The website to scrap publishes legal files or Cases. The Cases are classified this way: by its instance (1st instance or 2nd instance), then by “matter” or subject (civil law, family law, etc) and then by court (first court, second court, etc).
Each file/case is composed by something called an “Acuerdo”, whose purpose is to know that something has happened in the case…and everyday the site publishes the Acuerdos of each Case that had activity the previous day. Finally, it is worth mentioning that each Case has a new Acuerdo from time to time, not everyday.
This explanation can be understood easily by checking this link: [login to view URL]
What we need is to scrap all information of every day and save it in a couple of databases according to the indications and tables attached. This can be easily accomplished considering that the url’s used by the site are straightforward… you just have to generate new url’s for everyday and scrap (more details below).

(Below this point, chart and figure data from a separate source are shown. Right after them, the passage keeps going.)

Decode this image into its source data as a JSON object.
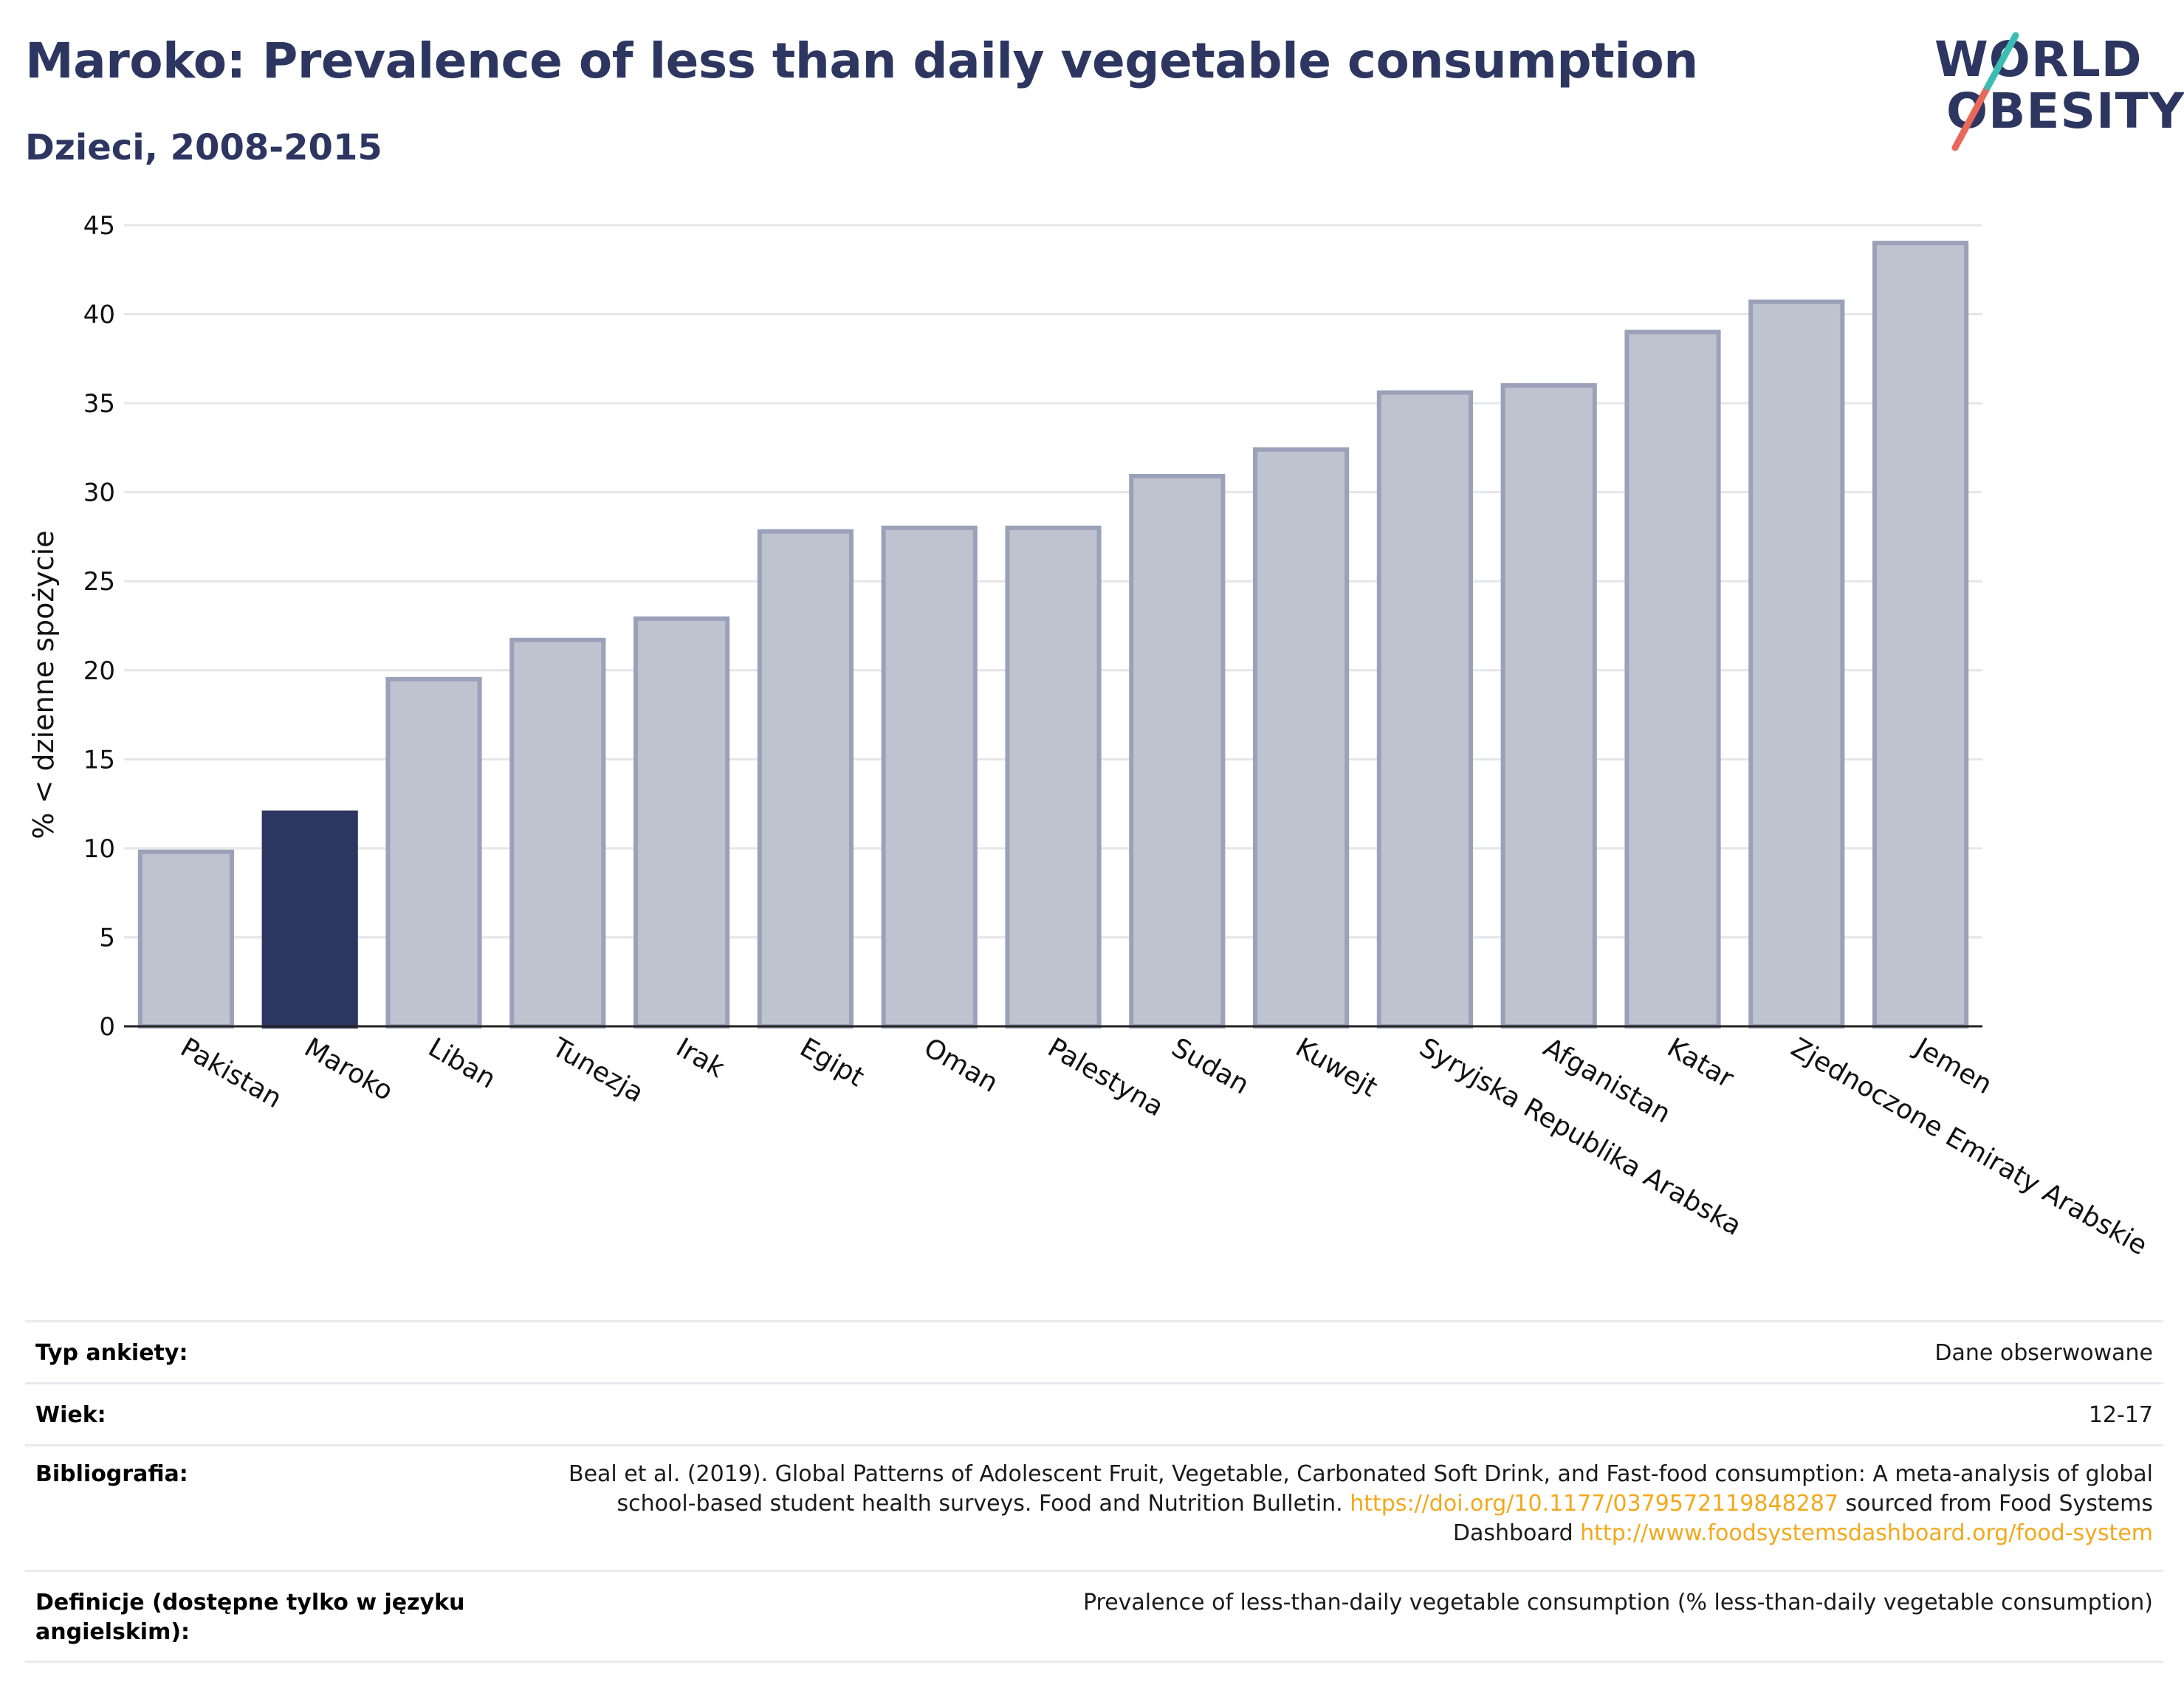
{
  "header": {
    "title": "Maroko: Prevalence of less than daily vegetable consumption",
    "subtitle": "Dzieci, 2008-2015"
  },
  "logo": {
    "line1": "WORLD",
    "line2": "OBESITY"
  },
  "colors": {
    "highlight": "#2d3660",
    "bar": "#bfc3d0",
    "bar_stroke": "#9aa1b8",
    "link": "#f3a81b"
  },
  "chart_data": {
    "type": "bar",
    "categories": [
      "Pakistan",
      "Maroko",
      "Liban",
      "Tunezja",
      "Irak",
      "Egipt",
      "Oman",
      "Palestyna",
      "Sudan",
      "Kuwejt",
      "Syryjska Republika Arabska",
      "Afganistan",
      "Katar",
      "Zjednoczone Emiraty Arabskie",
      "Jemen"
    ],
    "values": [
      9.8,
      12.0,
      19.5,
      21.7,
      22.9,
      27.8,
      28.0,
      28.0,
      30.9,
      32.4,
      35.6,
      36.0,
      39.0,
      40.7,
      44.0
    ],
    "highlight": "Maroko",
    "ylabel": "% < dzienne spożycie",
    "xlabel": "",
    "ylim": [
      0,
      45
    ],
    "yticks": [
      0,
      5,
      10,
      15,
      20,
      25,
      30,
      35,
      40,
      45
    ],
    "grid": true
  },
  "footer": {
    "rows": [
      {
        "label": "Typ ankiety:",
        "value": "Dane obserwowane"
      },
      {
        "label": "Wiek:",
        "value": "12-17"
      },
      {
        "label": "Bibliografia:",
        "value_pre": "Beal et al. (2019). Global Patterns of Adolescent Fruit, Vegetable, Carbonated Soft Drink, and Fast-food consumption: A meta-analysis of global school-based student health surveys. Food and Nutrition Bulletin. ",
        "link1": "https://doi.org/10.1177/0379572119848287",
        "value_mid": " sourced from Food Systems Dashboard ",
        "link2": "http://www.foodsystemsdashboard.org/food-system"
      },
      {
        "label": "Definicje (dostępne tylko w języku angielskim):",
        "value": "Prevalence of less-than-daily vegetable consumption (% less-than-daily vegetable consumption)"
      }
    ]
  }
}
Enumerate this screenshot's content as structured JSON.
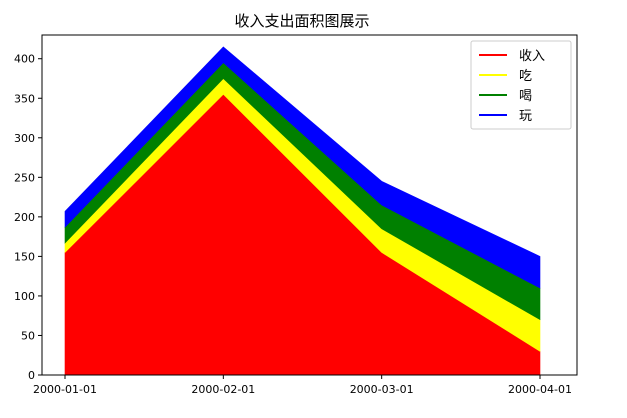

Technical/skill requirements
-The script/application must be object oriented
-the database must be done with MySQL
-the language to use must be PHP (or C#)
-the application must be able to scan the site everyday several times (for instance, once every hour during the afternoon)
-the application must be able to scan any given past date. Actually, it must be able to do a first scan from 2004 until today (if because of language limitations the application must be executed several times, it must happen automatically).
For completion of this project, please have this up and running on a development webserver we can access to test its functionality as described.
Very Important: To separate you from the spammers, please write I AM REAL as the first line of your bid. We will delete all bids that do not start with this phrase, since most bidders never read the requirements. Thank you for being one who does.